TMT’ci İlter Kırmızı’nın anılarını kaleme alan iki tarih öğretmeninden biri olan Güven Uludağ’ın yayınladıkları kitap ile ilgili olarak “BUGÜN KIBRIS “ adlı gazeteye verdiği röportajında söylediklerini, dünkü yazımda eleştirmeye başlamıştım.
Bugün aynı söyleşideki diğer yalan ve çarpıtmaları eleştirmeye devam ediyorum:
MAĞDUR DEĞİLMİŞİZ
Şöyle devam ediyor Güven Uludağ :
– “ Bizim tarihimizde 1963-1974 arasındaki dönem mağduriyet dönemidir.

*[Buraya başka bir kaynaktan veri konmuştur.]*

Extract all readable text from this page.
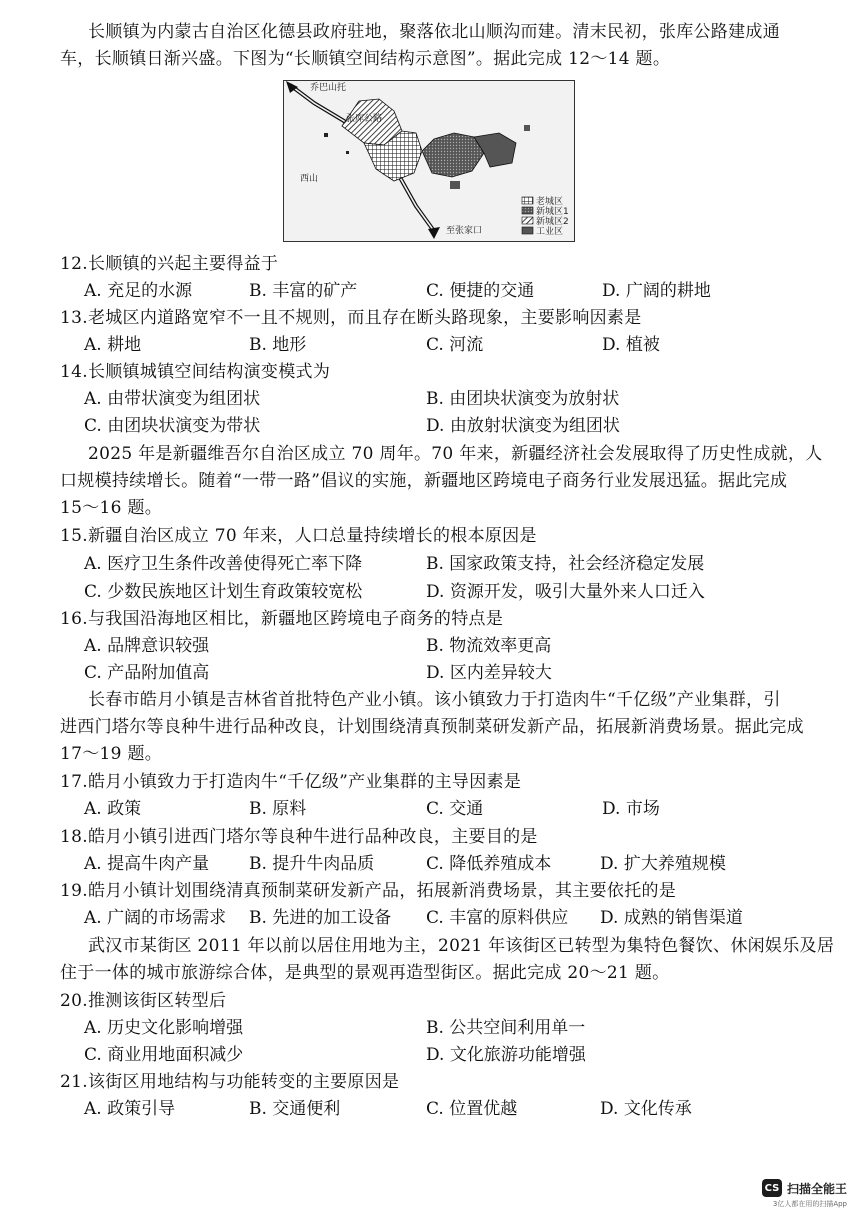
长顺镇为内蒙古自治区化德县政府驻地，聚落依北山顺沟而建。清末民初，张库公路建成通
车，长顺镇日渐兴盛。下图为“长顺镇空间结构示意图”。据此完成 12～14 题。
乔巴山托
张库公路
西山
至张家口
老城区
新城区1
新城区2
工业区
12.长顺镇的兴起主要得益于
A. 充足的水源	B. 丰富的矿产	C. 便捷的交通	D. 广阔的耕地
13.老城区内道路宽窄不一且不规则，而且存在断头路现象，主要影响因素是
A. 耕地	B. 地形	C. 河流	D. 植被
14.长顺镇城镇空间结构演变模式为
A. 由带状演变为组团状	B. 由团块状演变为放射状
C. 由团块状演变为带状	D. 由放射状演变为组团状
2025 年是新疆维吾尔自治区成立 70 周年。70 年来，新疆经济社会发展取得了历史性成就，人
口规模持续增长。随着“一带一路”倡议的实施，新疆地区跨境电子商务行业发展迅猛。据此完成
15～16 题。
15.新疆自治区成立 70 年来，人口总量持续增长的根本原因是
A. 医疗卫生条件改善使得死亡率下降	B. 国家政策支持，社会经济稳定发展
C. 少数民族地区计划生育政策较宽松	D. 资源开发，吸引大量外来人口迁入
16.与我国沿海地区相比，新疆地区跨境电子商务的特点是
A. 品牌意识较强	B. 物流效率更高
C. 产品附加值高	D. 区内差异较大
长春市皓月小镇是吉林省首批特色产业小镇。该小镇致力于打造肉牛“千亿级”产业集群，引
进西门塔尔等良种牛进行品种改良，计划围绕清真预制菜研发新产品，拓展新消费场景。据此完成
17～19 题。
17.皓月小镇致力于打造肉牛“千亿级”产业集群的主导因素是
A. 政策	B. 原料	C. 交通	D. 市场
18.皓月小镇引进西门塔尔等良种牛进行品种改良，主要目的是
A. 提高牛肉产量 B. 提升牛肉品质	C. 降低养殖成本	D. 扩大养殖规模
19.皓月小镇计划围绕清真预制菜研发新产品，拓展新消费场景，其主要依托的是
A. 广阔的市场需求 B. 先进的加工设备 C. 丰富的原料供应 D. 成熟的销售渠道
武汉市某街区 2011 年以前以居住用地为主，2021 年该街区已转型为集特色餐饮、休闲娱乐及居
住于一体的城市旅游综合体，是典型的景观再造型街区。据此完成 20～21 题。
20.推测该街区转型后
A. 历史文化影响增强	B. 公共空间利用单一
C. 商业用地面积减少	D. 文化旅游功能增强
21.该街区用地结构与功能转变的主要原因是
A. 政策引导	B. 交通便利	C. 位置优越	D. 文化传承
CS 扫描全能王
3亿人都在用的扫描App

Onbir yıllık esaret, çatışmalar diye bahsedilir, Oysa gerçek pek öyle değil……. Ufak çarpışmalar oldu…. O yıllarda silahımız yoktu diye anlatılır ama o da gerçek değil……… “
Yanıtım:
21 Aralık 1963 Kanlı Noel saldırıları ile başlayan ve birkaç gün içinde adadaki tüm Türk bölgelerine yoğunlaşan saldırılar “ufak”, önemsiz saldırılar değildi.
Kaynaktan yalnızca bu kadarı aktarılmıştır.